During the initiation of cell death, mitochondrial protein, apoptosis-inducing factor (AIF), is transported to the nucleus. The mechanism of AIF nuclear translocation, however, is not clear. After protein synthesis, the AIF is originally targetted to the mitochondria, and the nuclear targetting is a secondary event.

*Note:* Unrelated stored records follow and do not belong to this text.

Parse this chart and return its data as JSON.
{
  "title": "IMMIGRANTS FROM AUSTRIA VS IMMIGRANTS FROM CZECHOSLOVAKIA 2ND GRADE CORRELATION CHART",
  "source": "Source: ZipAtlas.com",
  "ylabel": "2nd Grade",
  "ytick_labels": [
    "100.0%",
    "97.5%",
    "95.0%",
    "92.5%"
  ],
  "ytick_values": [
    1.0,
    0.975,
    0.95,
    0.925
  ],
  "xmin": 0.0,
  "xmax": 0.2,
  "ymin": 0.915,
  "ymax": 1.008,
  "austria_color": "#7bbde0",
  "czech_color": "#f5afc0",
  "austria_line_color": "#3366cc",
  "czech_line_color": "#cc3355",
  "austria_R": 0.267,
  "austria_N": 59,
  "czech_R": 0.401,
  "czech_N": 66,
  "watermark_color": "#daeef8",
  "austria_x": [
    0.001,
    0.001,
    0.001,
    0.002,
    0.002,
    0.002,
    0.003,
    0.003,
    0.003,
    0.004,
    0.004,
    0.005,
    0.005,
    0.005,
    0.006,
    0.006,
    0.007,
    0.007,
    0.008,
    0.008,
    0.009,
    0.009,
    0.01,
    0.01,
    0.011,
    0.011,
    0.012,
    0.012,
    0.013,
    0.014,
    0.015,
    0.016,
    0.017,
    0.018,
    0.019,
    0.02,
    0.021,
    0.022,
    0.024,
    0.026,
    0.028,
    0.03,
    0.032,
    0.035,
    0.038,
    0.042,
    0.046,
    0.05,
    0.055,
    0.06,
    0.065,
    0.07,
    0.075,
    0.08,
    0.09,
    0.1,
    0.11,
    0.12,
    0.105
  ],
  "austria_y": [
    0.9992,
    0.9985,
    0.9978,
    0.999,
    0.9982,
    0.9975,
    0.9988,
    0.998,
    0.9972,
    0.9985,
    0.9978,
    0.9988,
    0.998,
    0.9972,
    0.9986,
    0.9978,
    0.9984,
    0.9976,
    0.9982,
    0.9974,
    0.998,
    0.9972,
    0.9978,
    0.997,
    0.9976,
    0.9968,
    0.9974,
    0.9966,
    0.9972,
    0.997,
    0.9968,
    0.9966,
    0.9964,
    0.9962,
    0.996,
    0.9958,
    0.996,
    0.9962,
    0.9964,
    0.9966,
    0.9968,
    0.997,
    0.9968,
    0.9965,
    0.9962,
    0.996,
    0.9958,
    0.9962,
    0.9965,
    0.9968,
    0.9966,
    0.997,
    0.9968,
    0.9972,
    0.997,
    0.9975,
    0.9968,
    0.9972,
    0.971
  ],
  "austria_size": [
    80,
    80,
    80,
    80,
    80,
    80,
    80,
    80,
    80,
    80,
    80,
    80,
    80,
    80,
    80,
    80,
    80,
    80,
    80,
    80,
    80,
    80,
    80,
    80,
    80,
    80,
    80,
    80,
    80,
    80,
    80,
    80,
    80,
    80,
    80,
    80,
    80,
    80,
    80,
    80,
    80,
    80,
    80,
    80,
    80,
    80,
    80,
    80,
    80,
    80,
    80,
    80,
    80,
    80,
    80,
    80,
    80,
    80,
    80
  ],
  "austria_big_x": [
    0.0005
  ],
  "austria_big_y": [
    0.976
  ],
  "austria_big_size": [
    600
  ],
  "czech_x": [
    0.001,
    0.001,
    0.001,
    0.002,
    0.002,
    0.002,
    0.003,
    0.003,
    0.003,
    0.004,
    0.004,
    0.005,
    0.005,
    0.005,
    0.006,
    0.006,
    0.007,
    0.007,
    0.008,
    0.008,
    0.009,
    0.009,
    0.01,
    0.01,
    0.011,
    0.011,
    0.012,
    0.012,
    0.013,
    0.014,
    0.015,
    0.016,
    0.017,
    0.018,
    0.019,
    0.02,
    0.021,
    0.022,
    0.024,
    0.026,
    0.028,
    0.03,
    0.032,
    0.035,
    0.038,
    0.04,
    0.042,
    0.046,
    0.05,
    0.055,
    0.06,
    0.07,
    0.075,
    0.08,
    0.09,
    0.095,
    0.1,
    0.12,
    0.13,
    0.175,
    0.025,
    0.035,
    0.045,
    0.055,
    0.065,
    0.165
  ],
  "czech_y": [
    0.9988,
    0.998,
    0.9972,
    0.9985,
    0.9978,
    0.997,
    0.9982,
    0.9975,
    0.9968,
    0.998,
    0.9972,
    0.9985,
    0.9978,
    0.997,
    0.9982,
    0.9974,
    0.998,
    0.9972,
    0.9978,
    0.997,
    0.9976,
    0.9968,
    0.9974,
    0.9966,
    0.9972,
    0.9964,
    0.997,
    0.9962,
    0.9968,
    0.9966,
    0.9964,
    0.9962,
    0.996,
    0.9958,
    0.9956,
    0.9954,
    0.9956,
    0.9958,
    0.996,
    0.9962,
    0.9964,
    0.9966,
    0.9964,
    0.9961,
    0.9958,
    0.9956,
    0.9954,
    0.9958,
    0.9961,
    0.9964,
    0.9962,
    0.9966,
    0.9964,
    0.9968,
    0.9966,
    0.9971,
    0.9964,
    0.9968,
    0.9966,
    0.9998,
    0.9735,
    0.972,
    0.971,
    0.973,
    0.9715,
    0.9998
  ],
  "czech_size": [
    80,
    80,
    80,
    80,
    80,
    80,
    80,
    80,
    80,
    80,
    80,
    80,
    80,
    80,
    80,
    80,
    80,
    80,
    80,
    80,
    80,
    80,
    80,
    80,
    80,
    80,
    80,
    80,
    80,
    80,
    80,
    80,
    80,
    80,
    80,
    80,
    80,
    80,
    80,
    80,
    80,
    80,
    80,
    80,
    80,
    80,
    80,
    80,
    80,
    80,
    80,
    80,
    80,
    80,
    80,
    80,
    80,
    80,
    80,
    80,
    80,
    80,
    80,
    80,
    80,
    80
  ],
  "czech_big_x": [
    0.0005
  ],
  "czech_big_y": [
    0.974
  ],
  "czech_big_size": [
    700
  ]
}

Therefore, we hypothesised that the nuclear translocation of AIF could be achieved by a novel pathway. By using yeast two-hybrid assay, we identified the human UV excision repair protein RAD23 homolog A (hHR23A) interacts with AIF and their interaction was confirmed by co-immunoprecipitation and fluorescence resonance energy transfer microscopy. Silencing the RAD23A gene expression inhibits the nuclear transportation of AIF and increases cisplatin resistance. Silencing the karyopherin alpha 2 (KPNA2) gene expression, however, did not affect the nuclear import of AIF. Moreover, 2,4-dinitrophenol inhibits staurosporine-induced nuclear translocation of AIF and increases cisplatin resistance. These results suggest that hHR23A is required for the nuclear translocation of AIF during induction of cell death, and this process is energy dependent, but independent of karyopherins.